Houghton astounded by rigor, atmosphere of competition at CHS

Distinction between school districts is prominent


Megan Winkle

Jonathan Houghton leads a periodic table bingo activity in his second period PreAP/GT chemistry class. This is his first year teaching in Coppell.

You wake up at 5 a.m. to gather your lesson plans and your laptop. You drive along seemingly endless roads for over an hour to enter Millsap, Texas where the population barely hits 400 people.

Finally, you see a small building, your school, appear in front of you.

This was a daily routine for Jonathan Houghton, Chemistry and PreAP/GT Chemistry teacher, who taught at a district in Millsap, Texas before coming to Coppell High School.

“I taught 63 miles west of where I lived so it was an hour and 10 minute commute each day.” Houghton said.

As he entered Coppell High School, Houghton was surrounded by more students, more teachers and a busier atmosphere.

“[At Millsap] the school just turned 3A [UIL classification] and the graduating classes were only around 50 students,” Houghton said.

Houghton immediately notices the distinctive, competitive nature of Coppell students.

“The voracity for GPA is much more intense here, mainly because the top 10 percent here is severe to the extent that you can only fit the top five percent in a picture,” Houghton said. “In my last school, it was only four or five kids. If you weren’t in those top four or five apathy set in, because you realize there is not a possibility to get top 10 percent.”

These differences can be summed up in a stark contrast between the students’ aspirations at the two schools.

“Students were happy with getting an A there, while here, students are happy with a 97,” Houghton said.

While Houghton only teaches PreAP/GT classes as opposed to more intensive AP or IB courses he still believes there are significant levels of competition.

“That trend transcends into all classes. Whether its GT, honors, regular, I feel like students have that emphasis on grades,” he said.
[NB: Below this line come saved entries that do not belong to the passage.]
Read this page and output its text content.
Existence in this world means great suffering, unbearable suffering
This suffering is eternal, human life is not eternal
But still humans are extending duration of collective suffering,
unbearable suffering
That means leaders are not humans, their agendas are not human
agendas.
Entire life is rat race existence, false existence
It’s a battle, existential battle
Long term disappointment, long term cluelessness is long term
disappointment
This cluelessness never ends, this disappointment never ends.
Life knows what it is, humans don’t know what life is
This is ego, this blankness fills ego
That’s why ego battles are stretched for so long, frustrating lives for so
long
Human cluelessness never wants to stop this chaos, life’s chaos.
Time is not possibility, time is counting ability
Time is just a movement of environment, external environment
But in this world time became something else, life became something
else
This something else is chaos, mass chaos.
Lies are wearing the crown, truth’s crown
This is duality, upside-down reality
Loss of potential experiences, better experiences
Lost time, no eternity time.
Houghton agrees that this level of motivation can induce stress, but overall he believes it is a positive thing.

“It’s good for the teachers.” Houghton said. “The students give amazing constructive feedback. Our [teachers’] jobs are much easier because we know how to help the students. [Additionally] I don’t have to waste time with foundations, it opens up a lot of free time for me to hand out activities that are student led.”

He also has noticed an extremely organized administration with various levels of responsibility delegated to the staff.

“As a whole, it very organized, because of all the subdivisions,” Houghton said. “We have our teams, our science dean, our subject instructional coach, a chemistry team lead. It’s an organized set up where we get fluent communication easier than my last school.”

Amy Snyder, AP and Honors Chemistry teacher, appreciates all that Houghton brings to department.

“He brings in energy,” Snyder said. “He brings in lots of ways to use technology to get information across to the kids. [He has fit in] perfectly. He has a great sense of humor and is really good at keeping things in perspective.”

Houghton decided to change parts of his teaching style to provide the challenge that Coppell students need.

“I do a lot more hands-on here, mainly because the students are more equipped with technology skills and basic foundations,” Houghton said.

Sophomore Veena Praveen enjoys Houghton’s innovative ideas.

“He is an enthusiastic teacher,” Praveen said. “He doesn’t teach straight out of the textbook. Instead, he comes up with games, activities and stories that help you understand concepts.”

Houghton’s observations allowed him to slowly become accustomed to Coppell culture. Now, a visitor would most likely not even notice that Houghton is new to the school.